Mathias emptied his glass and set it down again on the counter.
He looked at his right hand on the edge of the counter, next to the empty glass, and immediately concealed it in his duffle coat pocket. There it came in contact with the open pack of cigarettes. He took one out of the pack, still in his pocket, then put it in his mouth and lit it.
The smoke, expelled through his rounded lips, formed a great circle above the bar, slowly twisting in the calm air into two equal loops. As soon as pos
sible Mathias would ask his landlady for a pair of scissors to cut these embarrassing nails; he did not want them to be this long for two days more. It was at that moment that he first remembered the three cigarette butts left on the cliff, in the grass, under the crossroads.
There was no harm in taking a little walk; after all, he had nothing else to do. The trip there and back would take an hour, an hour and a half at the most—he would easily be back for lunch—the visit to his old friends the Mareks—he had not found them at home the day before.
Once again he was at the bottom of the little depression, in the hollow sheltered from the wind. At least he thought he recognized it; but his recollection of it differed slightly from what was now before his eyes. The fact that the sheep were no longer there was not enough to account for the change. He tried to imagine the bicycle lying on the weeds, gleaming on the sunny slope. But the sun was missing too.

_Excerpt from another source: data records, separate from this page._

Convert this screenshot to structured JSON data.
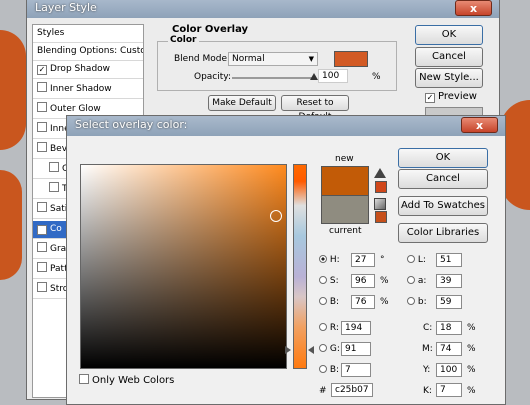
{
  "layer_style": {
    "title": "Layer Style",
    "styles_header": "Styles",
    "blending_options": "Blending Options: Custom",
    "items": [
      {
        "label": "Drop Shadow",
        "checked": true
      },
      {
        "label": "Inner Shadow",
        "checked": false
      },
      {
        "label": "Outer Glow",
        "checked": false
      },
      {
        "label": "Inne",
        "checked": false
      },
      {
        "label": "Beve",
        "checked": false
      },
      {
        "label": "C",
        "checked": false
      },
      {
        "label": "T",
        "checked": false
      },
      {
        "label": "Sati",
        "checked": false
      },
      {
        "label": "Co",
        "checked": true
      },
      {
        "label": "Grad",
        "checked": false
      },
      {
        "label": "Patt",
        "checked": false
      },
      {
        "label": "Stro",
        "checked": false
      }
    ],
    "color_overlay": {
      "title": "Color Overlay",
      "subtitle": "Color",
      "blend_mode_label": "Blend Mode:",
      "blend_mode_value": "Normal",
      "swatch_color": "#d25a24",
      "opacity_label": "Opacity:",
      "opacity_value": "100",
      "opacity_unit": "%",
      "opacity_level": 1.0
    },
    "make_default": "Make Default",
    "reset_default": "Reset to Default",
    "ok": "OK",
    "cancel": "Cancel",
    "new_style": "New Style...",
    "preview": "Preview",
    "preview_checked": true
  },
  "picker": {
    "title": "Select overlay color:",
    "close": "x",
    "ok": "OK",
    "cancel": "Cancel",
    "add_to_swatches": "Add To Swatches",
    "color_libraries": "Color Libraries",
    "new_label": "new",
    "current_label": "current",
    "new_color": "#c25b07",
    "current_color": "#8f8c80",
    "gamut_warning_color": "#d0471a",
    "web_warning_color": "#c64f1a",
    "fields": {
      "H": {
        "value": "27",
        "unit": "°"
      },
      "S": {
        "value": "96",
        "unit": "%"
      },
      "B": {
        "value": "76",
        "unit": "%"
      },
      "R": {
        "value": "194",
        "unit": ""
      },
      "G": {
        "value": "91",
        "unit": ""
      },
      "Bl": {
        "value": "7",
        "unit": ""
      },
      "L": {
        "value": "51",
        "unit": ""
      },
      "a": {
        "value": "39",
        "unit": ""
      },
      "b": {
        "value": "59",
        "unit": ""
      },
      "C": {
        "value": "18",
        "unit": "%"
      },
      "M": {
        "value": "74",
        "unit": "%"
      },
      "Y": {
        "value": "100",
        "unit": "%"
      },
      "K": {
        "value": "7",
        "unit": "%"
      }
    },
    "hex_label": "#",
    "hex_value": "c25b07",
    "only_web_colors": "Only Web Colors",
    "selected_radio": "H"
  }
}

Moreover he could not find the slightest trace of a cigarette. Since all three had been only half-smoked, some passer-by might have picked them up last night or this morning. A passer-by! Nobody passed by in a place as remote as this—unless it happened to be the people looking for the lost shepherdess.
He glanced once more at the grass underfoot, but he no longer considered such matters important: on the island as elsewhere, everyone smoked the same brand of cigarettes —the ones in the blue pack. Nevertheless, Mathias kept his eyes on the ground. He saw the little shepherdess lying at his feet, feebly twisting from side to side. He had wadded up her shift and stuffed it into her mouth to keep her from screaming.
When he looked up again, he realized he was not alone. That was why he had looked up. Standing on the ridge fifteen or twenty yards away, a delicate silhouette was etched against the gray sky: someone was standing there, motionless, watching him.
For an instant Mathias imagined he was seeing little Jacqueline all over again. And just as he realized the absurdity of such an apparition, he noticed that the newcomer was several inches taller and several years older than she. Scrutinized carefully, moreover, this face bore no resemblance to Violet's, although it too was not unfamiliar to him. Soon he remembered: it was the young woman who lived at Jean Robin's, in the cottage at the mouth of the cove.